What type of sander is usually used to prepare hardwood floors when they are being refinished? I know the vast majority of work is done by a larger sander that is pushed over the floor, but how do they get into the corners?

I would guess it is with a belt sander, but I don't know. My friend is wanting me to help refinish the hardwood floors in his dining room. As I have been reading about it, I am starting to think maybe it will be too much work for us. He might be better off trying to get a professional.

By jcraig — On Oct 12, 2011

@emilski - If you can get a cheap belt sander, it will definitely come in handy, but you're right, smaller sanders are a must have.

I don't know exactly what types of small projects you will be doing, but it sounds like a mouse sander might be the best bet for now. Like the article says, they are small and have a pointed tip, so they let you work on almost any project. When I first started, all I had was a mouse sander, and I got by.

If you are going to be working on projects with a lot of flat surfaces, I would suggest adding a random orbital sander to you collection once you have some money to spare. It will give you a much nicer surface than the mouse sander and eliminate the possibility of creating any low or uneven spots.

Personally, I like Bosch sanders, but any should do for starting off.

By Emilski — On Oct 12, 2011

I am just getting into woodworking. I need to buy some type of sander, but I'm not sure what the best kind would be. Most of what I am going to be making is small craft types of things. Probably not anything large like furnature.

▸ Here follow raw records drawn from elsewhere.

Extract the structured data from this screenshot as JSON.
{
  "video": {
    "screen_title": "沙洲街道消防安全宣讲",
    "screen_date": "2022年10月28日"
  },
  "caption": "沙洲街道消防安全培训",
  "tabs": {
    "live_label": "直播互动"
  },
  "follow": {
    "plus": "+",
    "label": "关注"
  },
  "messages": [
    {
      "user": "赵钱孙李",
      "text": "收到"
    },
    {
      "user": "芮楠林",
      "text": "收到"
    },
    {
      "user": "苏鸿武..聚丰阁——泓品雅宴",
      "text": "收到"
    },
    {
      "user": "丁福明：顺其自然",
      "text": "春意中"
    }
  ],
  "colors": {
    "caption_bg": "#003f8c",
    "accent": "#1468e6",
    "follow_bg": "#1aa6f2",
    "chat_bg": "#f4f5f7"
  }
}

I was planning on getting a belt sander, since my friend is offering me an inexpensive used one. After reading this, I'm thinking maybe I need something else this is more precise. What would everyone recommend?

Is there anything I should be looking for when I am buying it? Also, what brands does everyone think are the best, or are they all about the same?

By JimmyT — On Oct 11, 2011

I think for anyone serious about woodworking, all of these are a must have. If you won't be working on large projects, a belt sander might not always be necessary, but it can still be used on a wide range of things.

The thing that brought me to this article in the first place is that I was looking through a catalog the other day and saw a lot of odd portable sanders. Personally, I've never seen them before, but they were selling portable drum sanders and spindle sanders.

I guess there is nothing wrong with making these, but I usually just think of those as being more stationary tools. I could see if you were a contractor who needs them they would be useful, though.